After the release of the pre 1.10 patch of EVE Workbench, we spend the weekend on fixing the upcoming issues from users, testers and the new logging system, and we continued on updating the backend systems.
A small overview of things that were done:
- Fixed: Missing skills were not showing in fitting screen
- Fixed: Getting SQL errors when appraisal data was malformed
- Fixed: User access tokens were not properly refreshed and caused ESI errors
- Fixed: ESI type background task was not working properly and deleted types when response was Not Modified on the page
- Added: Reauthentication popup when the access token of the user is not valid anymore
- Added: Progress monitoring to backend worker system
- Added: Health and Readiness probes to the website
And with the list above, there were several small errors and bugs that popped up over the weekend and were fixed right away.
Then it was Sunday afternoon….
Then Sunday afternoon came around and everything was still going smoothly with the constant updates to the production environment. Until 14:30 (Amsterdam timezone), during a small update suddenly the website became slower and slower until it came to a grinding hold.
After some investigation we found the cause in our pod scheduler which decided to simply put everything on one node within the cluster and with that causing that node to become unresponsive. This forced us to take down EVE Workbench and all its support systems and redeploy.

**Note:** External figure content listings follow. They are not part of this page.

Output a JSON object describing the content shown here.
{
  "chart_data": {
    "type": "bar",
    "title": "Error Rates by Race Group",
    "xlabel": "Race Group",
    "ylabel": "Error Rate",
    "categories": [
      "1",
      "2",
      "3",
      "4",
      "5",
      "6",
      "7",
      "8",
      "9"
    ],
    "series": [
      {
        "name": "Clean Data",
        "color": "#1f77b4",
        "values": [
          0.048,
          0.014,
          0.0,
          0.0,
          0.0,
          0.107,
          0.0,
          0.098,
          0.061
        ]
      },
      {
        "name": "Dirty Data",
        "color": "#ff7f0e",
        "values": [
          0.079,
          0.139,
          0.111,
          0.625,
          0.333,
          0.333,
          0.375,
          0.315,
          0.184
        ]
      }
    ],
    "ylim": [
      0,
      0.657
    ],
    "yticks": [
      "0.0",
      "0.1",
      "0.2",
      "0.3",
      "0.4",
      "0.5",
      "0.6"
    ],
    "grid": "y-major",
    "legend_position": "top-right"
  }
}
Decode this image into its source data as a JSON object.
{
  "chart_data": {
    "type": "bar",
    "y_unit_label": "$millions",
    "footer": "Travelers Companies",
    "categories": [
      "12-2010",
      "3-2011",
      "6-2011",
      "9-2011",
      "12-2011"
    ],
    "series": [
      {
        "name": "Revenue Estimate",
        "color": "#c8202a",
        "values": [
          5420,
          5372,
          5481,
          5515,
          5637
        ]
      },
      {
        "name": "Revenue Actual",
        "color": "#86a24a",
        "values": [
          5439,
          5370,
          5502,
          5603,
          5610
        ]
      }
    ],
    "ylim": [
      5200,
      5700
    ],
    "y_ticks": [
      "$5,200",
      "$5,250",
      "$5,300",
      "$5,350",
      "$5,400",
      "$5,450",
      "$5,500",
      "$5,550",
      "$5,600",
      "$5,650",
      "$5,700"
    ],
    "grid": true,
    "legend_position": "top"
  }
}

Eventually EVE Workbench came back up again, but within minutes triggered the same issue again…, after looking again into the cluster we found the root cause in the configuration of the cluster resource scheduler which was there since we set it up 1 year ago (why it surfaced twice within minutes, Murphy’s law I guess), after fixing that and redeploying everything again, EVE Workbench was back up and the dev weekend completed.